Vediamo le differenze: una volta ottenuta la pronuncia del Tribunale ecclesiastico, si ottiene l’annullamento del matrimonio. Quel matrimonio si considera come mai esistito. Al fine di conseguirne gli effetti derivanti dall’annotazione della sentenza presso i registri dello stato civile, occorre tuttavia chiedere alla Corte d’appello competente la declaratoria di validità mediante un procedimento detto “giudizio di delibazione”. La sentenza di divorzio, invece, emessa dall’autorità civile Italiana comporta il venir meno di tutti i diritti e doveri reciproci dei coniugi, ad eccezione dell’obbligo di pagamento di un assegno divorzile (laddove sussistano i presupposti) che il coniuge più forte economicamente si obbliga a corrispondere in favore dell’altro.

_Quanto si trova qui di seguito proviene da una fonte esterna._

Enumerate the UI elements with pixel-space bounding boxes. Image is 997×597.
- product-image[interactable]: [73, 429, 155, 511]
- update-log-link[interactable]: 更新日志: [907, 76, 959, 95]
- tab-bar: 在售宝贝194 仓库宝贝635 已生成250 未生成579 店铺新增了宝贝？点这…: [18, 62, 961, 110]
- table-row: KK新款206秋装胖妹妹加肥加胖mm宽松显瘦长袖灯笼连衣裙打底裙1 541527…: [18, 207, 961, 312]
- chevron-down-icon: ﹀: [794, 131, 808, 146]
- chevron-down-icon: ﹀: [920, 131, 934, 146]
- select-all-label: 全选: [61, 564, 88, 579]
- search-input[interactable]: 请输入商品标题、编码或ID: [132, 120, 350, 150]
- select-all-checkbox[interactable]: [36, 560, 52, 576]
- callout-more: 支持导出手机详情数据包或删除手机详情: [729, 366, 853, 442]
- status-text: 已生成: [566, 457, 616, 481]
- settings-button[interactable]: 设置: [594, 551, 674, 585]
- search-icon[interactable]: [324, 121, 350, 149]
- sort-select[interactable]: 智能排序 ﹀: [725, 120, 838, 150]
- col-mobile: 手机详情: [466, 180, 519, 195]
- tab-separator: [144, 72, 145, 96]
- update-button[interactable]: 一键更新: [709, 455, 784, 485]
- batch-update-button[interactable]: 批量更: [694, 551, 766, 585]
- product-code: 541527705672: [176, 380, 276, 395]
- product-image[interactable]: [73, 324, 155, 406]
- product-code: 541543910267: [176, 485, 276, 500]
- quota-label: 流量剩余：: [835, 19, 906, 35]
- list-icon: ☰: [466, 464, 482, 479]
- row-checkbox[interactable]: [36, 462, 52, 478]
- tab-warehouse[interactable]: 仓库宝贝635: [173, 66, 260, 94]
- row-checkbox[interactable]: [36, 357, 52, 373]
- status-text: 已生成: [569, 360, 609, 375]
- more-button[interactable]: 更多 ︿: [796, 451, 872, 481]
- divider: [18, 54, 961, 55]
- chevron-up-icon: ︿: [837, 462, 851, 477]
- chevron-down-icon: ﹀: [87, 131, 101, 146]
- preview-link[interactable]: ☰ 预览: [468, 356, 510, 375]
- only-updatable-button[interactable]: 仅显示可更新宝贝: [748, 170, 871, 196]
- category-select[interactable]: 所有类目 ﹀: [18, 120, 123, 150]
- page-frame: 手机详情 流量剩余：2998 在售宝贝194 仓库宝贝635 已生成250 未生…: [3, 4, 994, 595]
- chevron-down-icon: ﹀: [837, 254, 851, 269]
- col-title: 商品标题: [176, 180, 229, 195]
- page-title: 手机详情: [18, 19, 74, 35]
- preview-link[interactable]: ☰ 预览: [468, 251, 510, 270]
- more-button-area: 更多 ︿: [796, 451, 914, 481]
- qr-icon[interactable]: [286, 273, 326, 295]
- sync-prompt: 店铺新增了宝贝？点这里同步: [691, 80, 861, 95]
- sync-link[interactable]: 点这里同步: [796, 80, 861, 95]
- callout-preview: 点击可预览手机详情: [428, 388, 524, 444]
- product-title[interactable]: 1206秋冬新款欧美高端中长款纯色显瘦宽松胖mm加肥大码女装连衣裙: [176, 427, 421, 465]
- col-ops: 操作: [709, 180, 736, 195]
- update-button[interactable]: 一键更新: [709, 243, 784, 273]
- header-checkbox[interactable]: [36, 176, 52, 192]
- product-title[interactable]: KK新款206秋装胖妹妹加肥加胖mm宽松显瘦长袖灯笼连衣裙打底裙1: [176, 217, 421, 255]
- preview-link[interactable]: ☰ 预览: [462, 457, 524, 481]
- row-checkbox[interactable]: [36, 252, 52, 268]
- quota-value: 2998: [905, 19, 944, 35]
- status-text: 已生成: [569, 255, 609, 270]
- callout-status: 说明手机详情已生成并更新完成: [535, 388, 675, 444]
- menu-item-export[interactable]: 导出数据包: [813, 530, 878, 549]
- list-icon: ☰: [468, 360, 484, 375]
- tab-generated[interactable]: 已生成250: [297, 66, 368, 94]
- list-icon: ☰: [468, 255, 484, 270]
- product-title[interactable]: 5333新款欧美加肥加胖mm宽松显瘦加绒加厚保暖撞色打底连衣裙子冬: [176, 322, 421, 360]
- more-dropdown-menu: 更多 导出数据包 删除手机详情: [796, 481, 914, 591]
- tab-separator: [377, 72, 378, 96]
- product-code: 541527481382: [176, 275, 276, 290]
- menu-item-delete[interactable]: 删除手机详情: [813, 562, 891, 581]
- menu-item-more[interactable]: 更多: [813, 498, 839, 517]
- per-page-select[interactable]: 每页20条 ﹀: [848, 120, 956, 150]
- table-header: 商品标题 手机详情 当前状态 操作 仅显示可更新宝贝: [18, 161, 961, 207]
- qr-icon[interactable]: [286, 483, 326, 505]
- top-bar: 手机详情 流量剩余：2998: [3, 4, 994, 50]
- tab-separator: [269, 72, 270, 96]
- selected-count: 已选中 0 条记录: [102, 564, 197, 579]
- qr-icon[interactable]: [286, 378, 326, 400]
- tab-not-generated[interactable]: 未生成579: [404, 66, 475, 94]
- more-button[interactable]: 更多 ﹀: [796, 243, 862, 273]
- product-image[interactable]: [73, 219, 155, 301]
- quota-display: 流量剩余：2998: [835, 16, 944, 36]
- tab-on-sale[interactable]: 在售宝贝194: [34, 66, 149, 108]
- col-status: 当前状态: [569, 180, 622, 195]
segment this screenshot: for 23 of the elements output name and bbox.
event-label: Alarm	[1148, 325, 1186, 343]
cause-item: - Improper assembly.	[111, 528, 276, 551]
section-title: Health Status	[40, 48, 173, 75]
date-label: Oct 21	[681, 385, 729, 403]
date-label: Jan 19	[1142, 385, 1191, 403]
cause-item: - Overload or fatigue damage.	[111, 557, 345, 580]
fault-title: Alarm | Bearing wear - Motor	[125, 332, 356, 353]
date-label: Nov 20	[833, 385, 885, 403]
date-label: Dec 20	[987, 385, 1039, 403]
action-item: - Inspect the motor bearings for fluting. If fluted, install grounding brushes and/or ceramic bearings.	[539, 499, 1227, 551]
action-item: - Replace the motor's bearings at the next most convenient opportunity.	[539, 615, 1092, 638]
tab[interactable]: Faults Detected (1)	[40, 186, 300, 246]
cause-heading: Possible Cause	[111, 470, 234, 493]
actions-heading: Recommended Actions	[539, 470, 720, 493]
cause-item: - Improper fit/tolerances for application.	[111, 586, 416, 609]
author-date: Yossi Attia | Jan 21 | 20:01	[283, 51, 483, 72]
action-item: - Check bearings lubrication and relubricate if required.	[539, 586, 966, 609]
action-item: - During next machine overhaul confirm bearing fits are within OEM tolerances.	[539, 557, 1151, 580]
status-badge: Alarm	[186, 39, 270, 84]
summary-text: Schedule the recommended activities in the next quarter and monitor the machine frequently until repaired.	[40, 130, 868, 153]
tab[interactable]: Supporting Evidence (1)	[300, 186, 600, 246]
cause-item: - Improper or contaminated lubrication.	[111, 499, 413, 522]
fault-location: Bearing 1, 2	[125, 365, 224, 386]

In sostanza, la differenza significativa tra divorzio e matrimonio, ossia tra famiglia mai esistita e famiglia che ha cessato di esistere, è significativa, anzi fondamentale. Dal punto di vista patrimoniale, infatti, con la sentenza di nullità i coniugi non hanno più alcun tipo di legame economico, il che elimina i diritti-doveri di mantenimento del coniuge e le aspettative successorie. Col divorzio, invece, che corrisponde allo scioglimento di un matrimonio già valido, rimane l’aggancio al vincolo matrimoniale attraverso le statuizioni economiche post matrimoniali.
In sostanza se il matrimonio viene annullato dal Tribunale ecclesiastico la sentenza ha lo stesso effetto di quella pronunciata dall’autorità giudiziaria civile solo se viene resa esecutiva nello Stato italiano attraverso l’apposito procedimento di delibazione avanti alla Corte d’Appello con l’unica differenza però che in un caso, quella della separazione e del divorzio, rimangono in piedi i doveri di mantenimento da parte del coniuge economicamente più forte, nell’altro, invece, la sentenza spazza via il vincolo matrimoniale che è come se non fosse mai stato contratto e dunque, in conclusione, nessun assegno divorzile a carico per il coniuge economicamente più forte, anche se ve ne fossero i presupposti.